Он смотрит на этот след, а затылком уже чувствует приближение рыжего лохматого коняги, к гриве которого то и дело склоняется пышная, рвущаяся из-под одежд грудь Настасьи, каждым своим движением кричащая на всю равнину: да, Ваня, да, да, да…
Он присмотрел эту Настасью еще на сборах.

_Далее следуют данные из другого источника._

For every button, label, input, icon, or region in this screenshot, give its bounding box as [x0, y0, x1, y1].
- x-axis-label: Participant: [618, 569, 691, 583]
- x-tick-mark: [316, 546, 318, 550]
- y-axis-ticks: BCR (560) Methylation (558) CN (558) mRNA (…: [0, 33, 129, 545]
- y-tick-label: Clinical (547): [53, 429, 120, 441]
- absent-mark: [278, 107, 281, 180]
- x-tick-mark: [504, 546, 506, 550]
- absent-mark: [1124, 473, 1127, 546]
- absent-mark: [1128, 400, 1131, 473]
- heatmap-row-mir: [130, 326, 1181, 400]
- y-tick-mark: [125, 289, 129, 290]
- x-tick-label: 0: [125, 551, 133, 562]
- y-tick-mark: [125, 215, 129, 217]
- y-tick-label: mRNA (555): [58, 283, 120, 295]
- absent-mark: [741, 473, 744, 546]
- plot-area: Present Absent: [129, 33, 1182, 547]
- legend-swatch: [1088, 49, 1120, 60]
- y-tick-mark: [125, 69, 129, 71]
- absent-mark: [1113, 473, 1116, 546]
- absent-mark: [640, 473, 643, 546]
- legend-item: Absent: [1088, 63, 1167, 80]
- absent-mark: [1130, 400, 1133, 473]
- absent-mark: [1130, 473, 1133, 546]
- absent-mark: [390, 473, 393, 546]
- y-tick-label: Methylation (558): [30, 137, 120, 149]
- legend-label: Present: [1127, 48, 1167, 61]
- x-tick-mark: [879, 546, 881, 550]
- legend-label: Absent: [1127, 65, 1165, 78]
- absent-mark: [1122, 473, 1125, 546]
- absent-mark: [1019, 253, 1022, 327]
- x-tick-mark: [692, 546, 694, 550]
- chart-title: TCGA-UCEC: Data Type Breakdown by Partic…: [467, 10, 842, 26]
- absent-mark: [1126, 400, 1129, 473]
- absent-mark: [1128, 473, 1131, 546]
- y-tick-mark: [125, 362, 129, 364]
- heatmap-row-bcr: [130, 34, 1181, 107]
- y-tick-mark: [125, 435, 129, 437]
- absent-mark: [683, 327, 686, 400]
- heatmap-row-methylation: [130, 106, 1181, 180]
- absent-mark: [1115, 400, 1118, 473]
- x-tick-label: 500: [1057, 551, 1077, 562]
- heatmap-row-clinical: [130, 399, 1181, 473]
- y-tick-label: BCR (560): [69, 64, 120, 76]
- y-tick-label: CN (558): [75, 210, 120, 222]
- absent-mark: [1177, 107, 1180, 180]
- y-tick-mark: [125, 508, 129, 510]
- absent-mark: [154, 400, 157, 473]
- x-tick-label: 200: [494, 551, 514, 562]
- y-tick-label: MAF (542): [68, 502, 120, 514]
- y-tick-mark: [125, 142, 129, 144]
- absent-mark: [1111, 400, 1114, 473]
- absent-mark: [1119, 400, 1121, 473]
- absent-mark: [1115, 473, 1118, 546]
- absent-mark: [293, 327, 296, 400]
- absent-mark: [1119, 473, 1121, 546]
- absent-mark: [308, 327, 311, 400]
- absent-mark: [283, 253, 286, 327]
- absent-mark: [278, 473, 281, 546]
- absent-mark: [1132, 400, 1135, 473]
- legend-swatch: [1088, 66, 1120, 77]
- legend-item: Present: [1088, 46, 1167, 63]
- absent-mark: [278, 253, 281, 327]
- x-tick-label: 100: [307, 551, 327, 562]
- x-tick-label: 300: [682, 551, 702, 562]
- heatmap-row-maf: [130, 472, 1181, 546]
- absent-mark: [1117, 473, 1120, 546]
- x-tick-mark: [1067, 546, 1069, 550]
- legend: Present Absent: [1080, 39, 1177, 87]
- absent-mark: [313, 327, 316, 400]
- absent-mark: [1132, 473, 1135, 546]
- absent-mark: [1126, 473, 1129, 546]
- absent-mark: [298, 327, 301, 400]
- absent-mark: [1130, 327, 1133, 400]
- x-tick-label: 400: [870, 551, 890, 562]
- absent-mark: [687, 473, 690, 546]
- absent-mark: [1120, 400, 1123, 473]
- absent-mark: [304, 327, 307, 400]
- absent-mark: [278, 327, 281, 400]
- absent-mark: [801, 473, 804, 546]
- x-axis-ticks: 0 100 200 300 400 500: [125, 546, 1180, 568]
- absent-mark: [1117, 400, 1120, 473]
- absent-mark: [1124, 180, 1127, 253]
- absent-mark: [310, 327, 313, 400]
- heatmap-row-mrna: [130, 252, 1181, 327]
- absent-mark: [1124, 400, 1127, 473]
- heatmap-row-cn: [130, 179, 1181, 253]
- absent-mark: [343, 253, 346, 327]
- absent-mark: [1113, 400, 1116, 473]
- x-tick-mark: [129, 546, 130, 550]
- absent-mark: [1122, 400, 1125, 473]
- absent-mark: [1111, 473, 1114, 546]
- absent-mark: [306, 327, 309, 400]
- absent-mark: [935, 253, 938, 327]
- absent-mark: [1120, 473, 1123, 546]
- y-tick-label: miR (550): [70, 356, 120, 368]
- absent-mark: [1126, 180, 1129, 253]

Мобилизованные новобранцы обычно собирались утром во дворе, прямо под его окнами: два дня слушали агитационные речи и тренировались с винтовками, на третий – справку в зубы и вперед, в подчинение сотруднику для особых поручений органов ГПУ, на задание. А следующим утром во дворе уже новая партия. Много добровольцев приходило, всем хотелось к правому делу прислониться. Женщины тоже случались, хотя бабы почему-то больше в милицию записывались. И правильно, ГПУ – дело мужское, серьезное.
Взять Настасью, к примеру. Как пришла – вся работа во дворе встала. Новобранцы глаза на нее повыпучивали, шеи посворачивали, как цыплята дохлые, инструктора слушают вполуха. Тот и сам измаялся, вспотел весь, пока ей устройство винтовки объяснял (Игнатову из кабинета хорошо было видно). Кое-как выучили отряд, спровадили на работы, вздохнули с облегчением. А воспоминание о красивой бабе сладким холодком в животе – осталось.
Тем вечером Игнатов не пошел к Илоне. Вроде всем хороша девка – и не слишком молода (уже битая жизнью, не гордая), и не слишком стара (еще приятно смотреть), и телом вышла (подержаться есть за что), и в рот ему глядит, не налюбуется, и комната у нее в коммуналке большая, двенадцать метров. В общем, живи – не хочу. Она ему так и сказала: “Живите со мной, Иван!” А вот получается: не хочу!